What is Panoptic Segmentation and why you should care.

8 min readJan 29, 2019

Image from https://www.pexels.com/@fotorobot

We humans are gifted in many ways, yet we are quite often oblivious to our own magnificence. Our amazing capacity to decode and comprehend sounds, interpret and identify visual stimuli, and rationalize about situations to formulate desirable outcomes is nothing short of amazing.

For years AI engineers have developed a plethora of tasks to challenge their machine learning models and try to replicate the brilliance we humans exhibit on a daily basis.

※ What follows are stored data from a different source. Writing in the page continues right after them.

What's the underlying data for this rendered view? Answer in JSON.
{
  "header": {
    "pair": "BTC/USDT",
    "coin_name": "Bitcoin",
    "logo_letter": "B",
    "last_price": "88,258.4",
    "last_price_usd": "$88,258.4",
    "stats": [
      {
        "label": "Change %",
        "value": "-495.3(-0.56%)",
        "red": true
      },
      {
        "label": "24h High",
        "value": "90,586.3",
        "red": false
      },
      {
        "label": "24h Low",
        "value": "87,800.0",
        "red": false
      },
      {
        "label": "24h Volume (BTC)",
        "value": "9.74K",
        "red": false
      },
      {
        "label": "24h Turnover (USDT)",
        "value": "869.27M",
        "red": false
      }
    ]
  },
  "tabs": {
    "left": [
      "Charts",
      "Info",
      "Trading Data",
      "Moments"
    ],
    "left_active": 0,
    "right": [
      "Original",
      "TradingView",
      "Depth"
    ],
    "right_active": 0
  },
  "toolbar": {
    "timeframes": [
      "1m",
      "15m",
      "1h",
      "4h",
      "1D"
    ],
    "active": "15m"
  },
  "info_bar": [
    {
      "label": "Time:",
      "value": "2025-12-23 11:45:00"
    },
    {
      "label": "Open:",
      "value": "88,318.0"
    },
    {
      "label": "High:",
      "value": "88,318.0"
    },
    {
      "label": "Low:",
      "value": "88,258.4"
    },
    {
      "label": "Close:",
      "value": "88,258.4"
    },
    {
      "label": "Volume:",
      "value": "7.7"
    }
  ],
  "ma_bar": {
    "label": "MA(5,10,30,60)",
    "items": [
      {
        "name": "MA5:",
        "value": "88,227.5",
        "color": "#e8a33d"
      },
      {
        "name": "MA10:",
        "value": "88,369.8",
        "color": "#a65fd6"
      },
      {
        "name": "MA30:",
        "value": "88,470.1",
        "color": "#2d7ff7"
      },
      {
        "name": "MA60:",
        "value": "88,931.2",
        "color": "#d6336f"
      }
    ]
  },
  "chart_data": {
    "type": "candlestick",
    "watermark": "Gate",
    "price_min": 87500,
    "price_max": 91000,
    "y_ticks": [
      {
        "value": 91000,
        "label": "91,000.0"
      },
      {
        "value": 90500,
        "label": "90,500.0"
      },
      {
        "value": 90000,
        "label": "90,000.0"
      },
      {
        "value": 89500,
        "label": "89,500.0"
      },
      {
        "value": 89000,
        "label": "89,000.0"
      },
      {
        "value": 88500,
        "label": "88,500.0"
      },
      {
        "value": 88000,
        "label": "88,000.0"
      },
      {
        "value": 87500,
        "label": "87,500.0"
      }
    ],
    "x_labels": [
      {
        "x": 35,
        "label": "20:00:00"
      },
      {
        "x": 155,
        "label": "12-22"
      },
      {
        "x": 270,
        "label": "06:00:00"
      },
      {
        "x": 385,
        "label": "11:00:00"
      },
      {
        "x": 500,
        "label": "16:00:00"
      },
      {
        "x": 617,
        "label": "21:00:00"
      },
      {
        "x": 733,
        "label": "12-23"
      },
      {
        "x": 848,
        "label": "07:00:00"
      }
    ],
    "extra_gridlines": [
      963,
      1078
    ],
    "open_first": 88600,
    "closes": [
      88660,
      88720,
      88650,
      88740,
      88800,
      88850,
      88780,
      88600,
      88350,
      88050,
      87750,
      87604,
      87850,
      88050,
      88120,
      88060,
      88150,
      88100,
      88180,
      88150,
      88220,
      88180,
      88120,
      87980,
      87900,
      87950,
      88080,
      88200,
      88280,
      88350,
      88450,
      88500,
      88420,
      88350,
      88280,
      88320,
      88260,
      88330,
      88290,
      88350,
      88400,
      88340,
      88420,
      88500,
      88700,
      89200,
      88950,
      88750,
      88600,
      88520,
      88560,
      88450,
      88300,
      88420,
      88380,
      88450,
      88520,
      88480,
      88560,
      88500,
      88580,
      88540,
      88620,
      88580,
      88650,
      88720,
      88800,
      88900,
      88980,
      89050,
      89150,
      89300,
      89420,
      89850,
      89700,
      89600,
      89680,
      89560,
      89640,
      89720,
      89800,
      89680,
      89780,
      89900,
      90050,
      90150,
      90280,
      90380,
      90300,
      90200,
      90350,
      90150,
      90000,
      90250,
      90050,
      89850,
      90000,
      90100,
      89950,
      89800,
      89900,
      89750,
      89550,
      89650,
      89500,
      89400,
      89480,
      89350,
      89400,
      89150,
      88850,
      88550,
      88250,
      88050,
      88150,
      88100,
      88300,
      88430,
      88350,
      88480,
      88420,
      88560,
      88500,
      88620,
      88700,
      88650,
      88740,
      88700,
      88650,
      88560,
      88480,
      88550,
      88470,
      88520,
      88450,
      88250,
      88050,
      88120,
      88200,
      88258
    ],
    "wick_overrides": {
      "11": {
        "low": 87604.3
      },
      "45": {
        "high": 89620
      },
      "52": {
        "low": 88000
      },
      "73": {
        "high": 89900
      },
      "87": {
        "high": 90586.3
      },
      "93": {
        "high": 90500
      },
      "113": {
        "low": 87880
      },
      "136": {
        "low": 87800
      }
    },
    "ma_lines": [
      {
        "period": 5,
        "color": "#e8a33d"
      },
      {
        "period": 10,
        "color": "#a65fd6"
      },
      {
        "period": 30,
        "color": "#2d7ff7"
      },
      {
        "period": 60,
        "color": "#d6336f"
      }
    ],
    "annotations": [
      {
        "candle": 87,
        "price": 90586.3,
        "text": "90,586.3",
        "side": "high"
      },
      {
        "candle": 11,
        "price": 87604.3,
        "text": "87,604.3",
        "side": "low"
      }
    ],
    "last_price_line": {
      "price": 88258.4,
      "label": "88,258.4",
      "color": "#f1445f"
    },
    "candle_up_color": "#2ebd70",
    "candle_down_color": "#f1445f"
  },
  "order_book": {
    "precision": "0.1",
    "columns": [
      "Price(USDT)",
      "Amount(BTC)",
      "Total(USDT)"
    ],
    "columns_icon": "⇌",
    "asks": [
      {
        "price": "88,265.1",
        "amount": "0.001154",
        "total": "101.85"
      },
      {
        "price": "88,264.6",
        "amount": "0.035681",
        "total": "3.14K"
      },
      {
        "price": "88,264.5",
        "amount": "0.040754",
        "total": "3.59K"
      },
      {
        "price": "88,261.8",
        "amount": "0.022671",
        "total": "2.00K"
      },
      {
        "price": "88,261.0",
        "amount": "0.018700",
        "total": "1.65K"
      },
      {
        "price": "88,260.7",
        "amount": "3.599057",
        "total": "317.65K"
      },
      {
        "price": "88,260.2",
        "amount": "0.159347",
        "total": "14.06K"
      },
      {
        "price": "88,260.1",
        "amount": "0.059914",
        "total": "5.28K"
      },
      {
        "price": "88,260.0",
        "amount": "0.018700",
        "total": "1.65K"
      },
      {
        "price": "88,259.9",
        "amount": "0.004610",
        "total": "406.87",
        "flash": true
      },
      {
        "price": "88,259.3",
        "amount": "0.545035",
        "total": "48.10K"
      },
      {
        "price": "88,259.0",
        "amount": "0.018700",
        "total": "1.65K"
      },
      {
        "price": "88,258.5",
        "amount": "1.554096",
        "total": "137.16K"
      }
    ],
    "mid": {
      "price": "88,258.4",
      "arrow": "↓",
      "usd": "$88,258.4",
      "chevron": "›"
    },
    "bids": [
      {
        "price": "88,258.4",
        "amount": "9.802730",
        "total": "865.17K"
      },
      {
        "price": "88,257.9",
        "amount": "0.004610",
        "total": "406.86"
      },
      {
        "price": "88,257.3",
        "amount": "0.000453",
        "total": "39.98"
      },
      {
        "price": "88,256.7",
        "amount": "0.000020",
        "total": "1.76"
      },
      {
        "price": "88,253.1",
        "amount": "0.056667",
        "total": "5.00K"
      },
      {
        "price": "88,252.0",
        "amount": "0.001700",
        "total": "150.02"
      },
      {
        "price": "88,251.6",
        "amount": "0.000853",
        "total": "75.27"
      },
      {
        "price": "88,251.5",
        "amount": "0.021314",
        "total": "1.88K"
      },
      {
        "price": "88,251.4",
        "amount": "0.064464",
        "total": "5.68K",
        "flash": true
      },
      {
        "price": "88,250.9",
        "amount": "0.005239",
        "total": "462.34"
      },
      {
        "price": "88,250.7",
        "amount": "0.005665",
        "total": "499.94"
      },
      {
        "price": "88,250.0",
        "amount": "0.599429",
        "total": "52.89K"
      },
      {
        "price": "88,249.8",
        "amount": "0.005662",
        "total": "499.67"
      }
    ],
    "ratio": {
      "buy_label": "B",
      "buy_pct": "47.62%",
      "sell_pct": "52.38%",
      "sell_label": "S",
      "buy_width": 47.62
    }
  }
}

These research tasks eventually spin-off into fantastic technologies:

The efficacy of devices such as Google Home and Amazon Alexa are testament to the advancements in the natural language processing arena.
Whether it be to gain access to a device or put a silly filter over our faces in a video conversation, facial recognition technology in our smart phones are all a byproduct of clever computer vision tasks and models.
Self driving cars, arguably one of the most heavily invested emerging technologies today, is a direct beneficiary of many AI academic research tasks.

As marvelous as these technologies are, we are far from the pinnacle when it comes to AI research and subsequently reaping the technological rewards from this arena.

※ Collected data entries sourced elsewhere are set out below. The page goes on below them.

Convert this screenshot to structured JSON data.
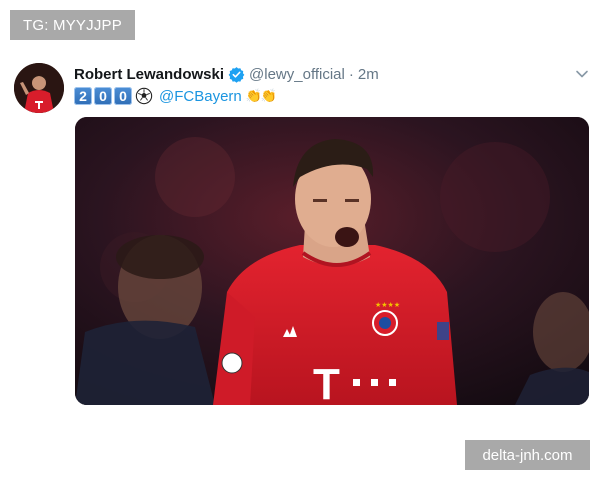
{
  "overlay": {
    "top_tag": "TG: MYYJJPP",
    "watermark": "delta-jnh.com"
  },
  "tweet": {
    "author_name": "Robert Lewandowski",
    "handle": "@lewy_official",
    "separator": "·",
    "time": "2m",
    "verified": true,
    "text": {
      "keycaps": [
        "2",
        "0",
        "0"
      ],
      "emoji_after_keycaps": "soccer-ball-icon",
      "mention": "@FCBayern",
      "trailing_emoji": "👏👏"
    },
    "media": {
      "kind": "photo",
      "shirt_letter": "T",
      "colors": {
        "shirt": "#d81d2b",
        "background": "#1a0e14"
      }
    }
  },
  "colors": {
    "accent_link": "#1b95e0",
    "verified_blue": "#1da1f2",
    "secondary_text": "#657786",
    "badge_grey": "#a9a9a9"
  }
}
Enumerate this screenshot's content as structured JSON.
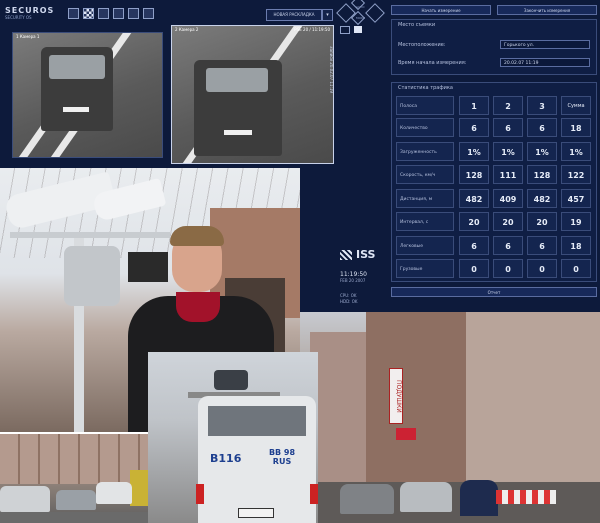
{
  "app": {
    "logo": "SECUROS",
    "logo_sub": "SECURITY OS",
    "top_combo": "НОВАЯ РАСКЛАДКА",
    "auto_label": "AUTO",
    "mode_label": "MODE",
    "camera1": {
      "label": "1 Камера 1",
      "plate": "А 150 ММ"
    },
    "camera2": {
      "label": "2 Камера 2",
      "stamp": "PSE 20 / 11:19:50",
      "plate": "Х 210 АВ"
    },
    "camera2_side": "Записи 20.02.07 11:19",
    "reset_button": "Начать измерение",
    "finish_button": "Закончить измерения",
    "location_panel": {
      "title": "Место съемки",
      "location_label": "Местоположение:",
      "location_value": "Горького ул.",
      "time_label": "Время начала измерения:",
      "time_value": "20.02.07 11:19"
    },
    "stats_panel": {
      "title": "Статистика трафика",
      "header_label": "Полоса",
      "columns": [
        "1",
        "2",
        "3",
        "Сумма"
      ],
      "rows": [
        {
          "label": "Количество",
          "values": [
            "6",
            "6",
            "6",
            "18"
          ]
        },
        {
          "label": "Загруженность",
          "values": [
            "1%",
            "1%",
            "1%",
            "1%"
          ]
        },
        {
          "label": "Скорость, км/ч",
          "values": [
            "128",
            "111",
            "128",
            "122"
          ]
        },
        {
          "label": "Дистанция, м",
          "values": [
            "482",
            "409",
            "482",
            "457"
          ]
        },
        {
          "label": "Интервал, с",
          "values": [
            "20",
            "20",
            "20",
            "19"
          ]
        },
        {
          "label": "Легковые",
          "values": [
            "6",
            "6",
            "6",
            "18"
          ]
        },
        {
          "label": "Грузовые",
          "values": [
            "0",
            "0",
            "0",
            "0"
          ]
        }
      ]
    },
    "report_button": "Отчет",
    "brand": "ISS",
    "clock": "11:19:50",
    "date": "FEB 20 2007",
    "cpu": "CPU: OK",
    "hdd": "HDD: OK"
  },
  "photos": {
    "van_sign_left": "B116",
    "van_sign_right": "BB 98 RUS",
    "building_sign": "ПОДУШКИ"
  }
}
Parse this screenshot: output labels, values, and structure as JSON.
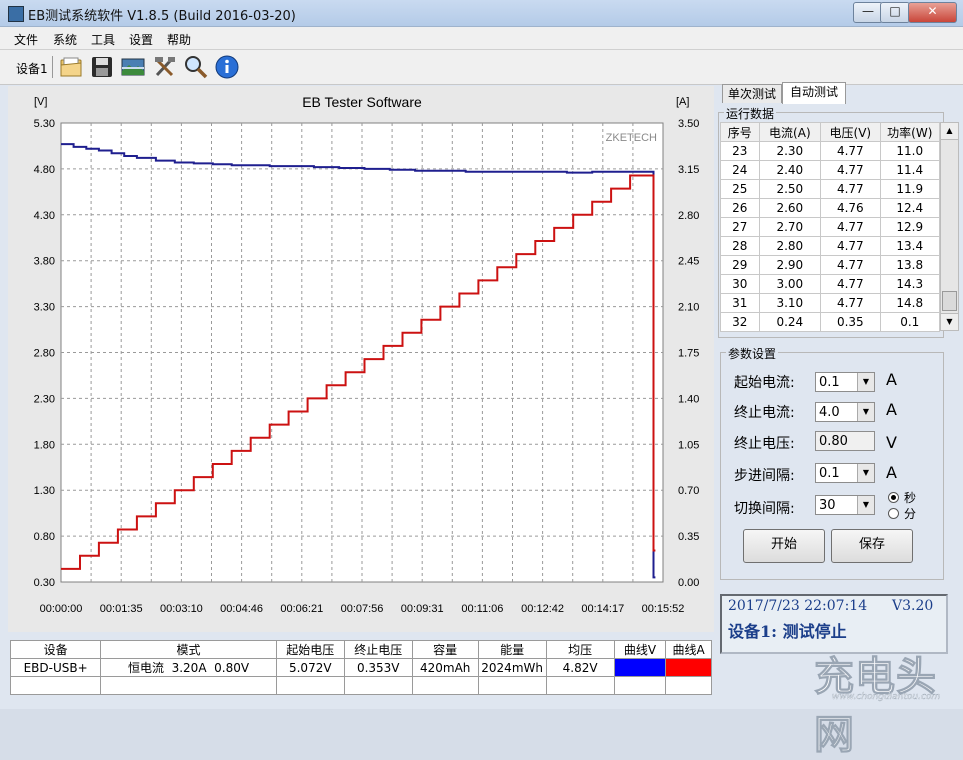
{
  "window": {
    "title": "EB测试系统软件 V1.8.5 (Build 2016-03-20)",
    "minimize": "—",
    "maximize": "□",
    "close": "✕"
  },
  "menu": [
    "文件",
    "系统",
    "工具",
    "设置",
    "帮助"
  ],
  "toolbar": {
    "device_label": "设备1",
    "icons": [
      "open-folder-icon",
      "save-disk-icon",
      "image-icon",
      "tools-icon",
      "search-icon",
      "info-icon"
    ]
  },
  "chart_data": {
    "type": "line",
    "title": "EB Tester Software",
    "watermark": "ZKETECH",
    "y_left_unit": "[V]",
    "y_right_unit": "[A]",
    "y_left_ticks": [
      "5.30",
      "4.80",
      "4.30",
      "3.80",
      "3.30",
      "2.80",
      "2.30",
      "1.80",
      "1.30",
      "0.80",
      "0.30"
    ],
    "y_right_ticks": [
      "3.50",
      "3.15",
      "2.80",
      "2.45",
      "2.10",
      "1.75",
      "1.40",
      "1.05",
      "0.70",
      "0.35",
      "0.00"
    ],
    "x_ticks": [
      "00:00:00",
      "00:01:35",
      "00:03:10",
      "00:04:46",
      "00:06:21",
      "00:07:56",
      "00:09:31",
      "00:11:06",
      "00:12:42",
      "00:14:17",
      "00:15:52"
    ],
    "ylim_left": [
      0.3,
      5.3
    ],
    "ylim_right": [
      0,
      3.5
    ],
    "xlim_seconds": [
      0,
      952
    ],
    "grid": true,
    "series": [
      {
        "axis": "left",
        "color": "#1f1f8f",
        "x": [
          0,
          20,
          40,
          60,
          80,
          100,
          120,
          150,
          180,
          210,
          240,
          270,
          300,
          330,
          360,
          400,
          440,
          480,
          520,
          560,
          600,
          640,
          680,
          720,
          760,
          800,
          840,
          870,
          900,
          920,
          935,
          937,
          940
        ],
        "y": [
          5.07,
          5.04,
          5.02,
          5.0,
          4.97,
          4.94,
          4.92,
          4.89,
          4.87,
          4.86,
          4.85,
          4.84,
          4.84,
          4.83,
          4.83,
          4.82,
          4.81,
          4.8,
          4.79,
          4.78,
          4.78,
          4.77,
          4.77,
          4.77,
          4.77,
          4.76,
          4.77,
          4.77,
          4.77,
          4.77,
          4.77,
          0.35,
          0.35
        ]
      },
      {
        "axis": "right",
        "color": "#cc1111",
        "x": [
          0,
          30,
          60,
          90,
          120,
          150,
          180,
          210,
          240,
          270,
          300,
          330,
          360,
          390,
          420,
          450,
          480,
          510,
          540,
          570,
          600,
          630,
          660,
          690,
          720,
          750,
          780,
          810,
          840,
          870,
          900,
          935,
          937,
          940
        ],
        "y": [
          0.1,
          0.2,
          0.3,
          0.4,
          0.5,
          0.6,
          0.7,
          0.8,
          0.9,
          1.0,
          1.1,
          1.2,
          1.3,
          1.4,
          1.5,
          1.6,
          1.7,
          1.8,
          1.9,
          2.0,
          2.1,
          2.2,
          2.3,
          2.4,
          2.5,
          2.6,
          2.7,
          2.8,
          2.9,
          3.0,
          3.1,
          3.1,
          0.24,
          0.24
        ]
      }
    ]
  },
  "status": {
    "headers": [
      "设备",
      "模式",
      "起始电压",
      "终止电压",
      "容量",
      "能量",
      "均压",
      "曲线V",
      "曲线A"
    ],
    "row": [
      "EBD-USB+",
      "恒电流  3.20A  0.80V",
      "5.072V",
      "0.353V",
      "420mAh",
      "2024mWh",
      "4.82V"
    ],
    "curve_v_color": "#0000ff",
    "curve_a_color": "#ff0000"
  },
  "tabs": [
    "单次测试",
    "自动测试"
  ],
  "run_data": {
    "title": "运行数据",
    "headers": [
      "序号",
      "电流(A)",
      "电压(V)",
      "功率(W)"
    ],
    "rows": [
      [
        "23",
        "2.30",
        "4.77",
        "11.0"
      ],
      [
        "24",
        "2.40",
        "4.77",
        "11.4"
      ],
      [
        "25",
        "2.50",
        "4.77",
        "11.9"
      ],
      [
        "26",
        "2.60",
        "4.76",
        "12.4"
      ],
      [
        "27",
        "2.70",
        "4.77",
        "12.9"
      ],
      [
        "28",
        "2.80",
        "4.77",
        "13.4"
      ],
      [
        "29",
        "2.90",
        "4.77",
        "13.8"
      ],
      [
        "30",
        "3.00",
        "4.77",
        "14.3"
      ],
      [
        "31",
        "3.10",
        "4.77",
        "14.8"
      ],
      [
        "32",
        "0.24",
        "0.35",
        "0.1"
      ]
    ]
  },
  "params": {
    "title": "参数设置",
    "start_current": {
      "label": "起始电流:",
      "value": "0.1",
      "unit": "A"
    },
    "end_current": {
      "label": "终止电流:",
      "value": "4.0",
      "unit": "A"
    },
    "end_voltage": {
      "label": "终止电压:",
      "value": "0.80",
      "unit": "V"
    },
    "step": {
      "label": "步进间隔:",
      "value": "0.1",
      "unit": "A"
    },
    "interval": {
      "label": "切换间隔:",
      "value": "30",
      "unit_sec": "秒",
      "unit_min": "分"
    },
    "start_button": "开始",
    "save_button": "保存"
  },
  "lcd": {
    "datetime": "2017/7/23  22:07:14",
    "version": "V3.20",
    "status": "设备1: 测试停止"
  },
  "watermark": {
    "text": "充电头网",
    "url": "www.chongdiantou.com"
  }
}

New research tasks are often emerging, which in turn drive new machine learning models, which in turn form new technological products, which in turn end up shaping the world we live in.

So today I want provide you with a light introduction to a new research task, known as Panoptic Segmentation, leaving you with some thoughts about how this task can evolve into emerging technologies.

So, let’s begin!

What is Panoptic Segmentation?

To really understand what Panoptic segmentation is, there’s a fair few ingredients that we need first.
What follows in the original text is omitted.